Fear froze him, but the desperate need to find Nireed thawed his limbs. He whisked open the door, not missing the blood smeared on both sides. The sticky mass of it. If she was here, if she’d been shot, she’d either be fighting for her life or…

Dead.

God no, please no.

The bodies of two fishermen lay on the floor, their entrails spilling from gaping gut wounds, and he clapped a hand over his nose and mouth, trying not to hurl at the sight and sewer stench of perforated offal. Given their location, this was probably the captain and the helmsman. Each held a weapon in their hands—one a gun, the other a knife. Little good they did either of them.

Reid searched the remainder of the room in a half-blind panic.
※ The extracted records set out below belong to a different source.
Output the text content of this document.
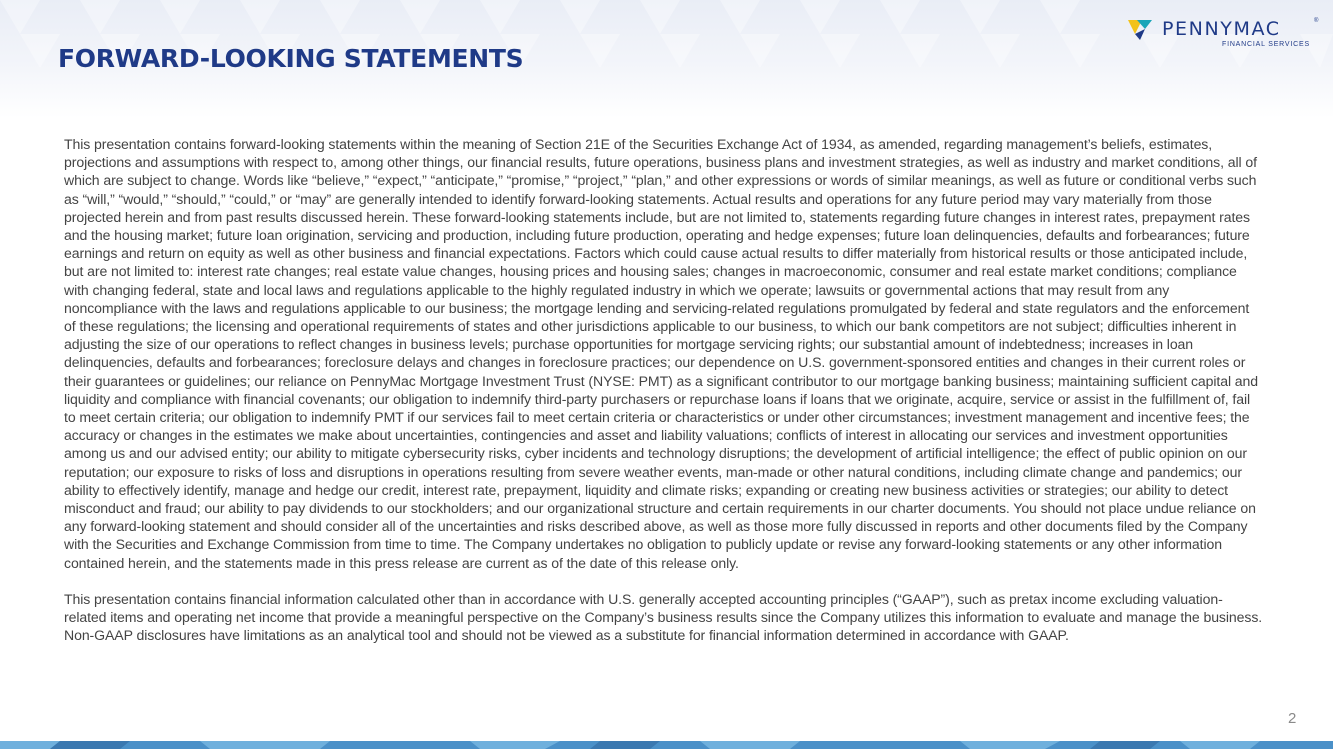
FORWARD-LOOKING STATEMENTS
PENNYMAC	®
FINANCIAL SERVICES

This presentation contains forward-looking statements within the meaning of Section 21E of the Securities Exchange Act of 1934, as amended, regarding management’s beliefs, estimates, projections and assumptions with respect to, among other things, our financial results, future operations, business plans and investment strategies, as well as industry and market conditions, all of which are subject to change. Words like “believe,” “expect,” “anticipate,” “promise,” “project,” “plan,” and other expressions or words of similar meanings, as well as future or conditional verbs such as “will,” “would,” “should,” “could,” or “may” are generally intended to identify forward-looking statements. Actual results and operations for any future period may vary materially from those projected herein and from past results discussed herein. These forward-looking statements include, but are not limited to, statements regarding future changes in interest rates, prepayment rates and the housing market; future loan origination, servicing and production, including future production, operating and hedge expenses; future loan delinquencies, defaults and forbearances; future earnings and return on equity as well as other business and financial expectations. Factors which could cause actual results to differ materially from historical results or those anticipated include, but are not limited to: interest rate changes; real estate value changes, housing prices and housing sales; changes in macroeconomic, consumer and real estate market conditions; compliance with changing federal, state and local laws and regulations applicable to the highly regulated industry in which we operate; lawsuits or governmental actions that may result from any noncompliance with the laws and regulations applicable to our business; the mortgage lending and servicing-related regulations promulgated by federal and state regulators and the enforcement of these regulations; the licensing and operational requirements of states and other jurisdictions applicable to our business, to which our bank competitors are not subject; difficulties inherent in adjusting the size of our operations to reflect changes in business levels; purchase opportunities for mortgage servicing rights; our substantial amount of indebtedness; increases in loan delinquencies, defaults and forbearances; foreclosure delays and changes in foreclosure practices; our dependence on U.S. government-sponsored entities and changes in their current roles or their guarantees or guidelines; our reliance on PennyMac Mortgage Investment Trust (NYSE: PMT) as a significant contributor to our mortgage banking business; maintaining sufficient capital and liquidity and compliance with financial covenants; our obligation to indemnify third-party purchasers or repurchase loans if loans that we originate, acquire, service or assist in the fulfillment of, fail to meet certain criteria; our obligation to indemnify PMT if our services fail to meet certain criteria or characteristics or under other circumstances; investment management and incentive fees; the accuracy or changes in the estimates we make about uncertainties, contingencies and asset and liability valuations; conflicts of interest in allocating our services and investment opportunities among us and our advised entity; our ability to mitigate cybersecurity risks, cyber incidents and technology disruptions; the development of artificial intelligence; the effect of public opinion on our reputation; our exposure to risks of loss and disruptions in operations resulting from severe weather events, man-made or other natural conditions, including climate change and pandemics; our ability to effectively identify, manage and hedge our credit, interest rate, prepayment, liquidity and climate risks; expanding or creating new business activities or strategies; our ability to detect misconduct and fraud; our ability to pay dividends to our stockholders; and our organizational structure and certain requirements in our charter documents. You should not place undue reliance on any forward-looking statement and should consider all of the uncertainties and risks described above, as well as those more fully discussed in reports and other documents filed by the Company with the Securities and Exchange Commission from time to time. The Company undertakes no obligation to publicly update or revise any forward-looking statements or any other information contained herein, and the statements made in this press release are current as of the date of this release only.

This presentation contains financial information calculated other than in accordance with U.S. generally accepted accounting principles (“GAAP”), such as pretax income excluding valuation-related items and operating net income that provide a meaningful perspective on the Company’s business results since the Company utilizes this information to evaluate and manage the business. Non-GAAP disclosures have limitations as an analytical tool and should not be viewed as a substitute for financial information determined in accordance with GAAP.

2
Radio static, then Perez’s voice filled his ears. “Kruetz, talk to us.”

“Two deceased fishermen in the pilothouse,” he answered, brain and body on autopilot. “Going to check the rest of the boat.”

“Negative.” This was Hatcher. “Get back on deck. We gotta get you out of there.”

“There might be survivors.”

“A fat load of good that’ll do anybody if you’re dead!”

Reid ignored his crewmate and finished checking the pilothouse. No mermaids. But that didn’t ease the fear-fueled adrenaline pumping through his veins. When he didn’t find any more bodies in the pilothouse, he continued his search outside.

There was another dead fisherman, this one tucked behind a deck box, which he’d missed during his initial pass. He turned away quickly, feeling queasy. Most of the guy’s head was missing, ripped away at the jaw, and he didn’t need to see that in any close detail. The gun still clenched in the corpse’s hand had him thinking the man ducked behind here for cover while shooting at the mermaid storming the pilothouse.

“Found a third on deck,” he said into the radio, sounding calmer than he felt.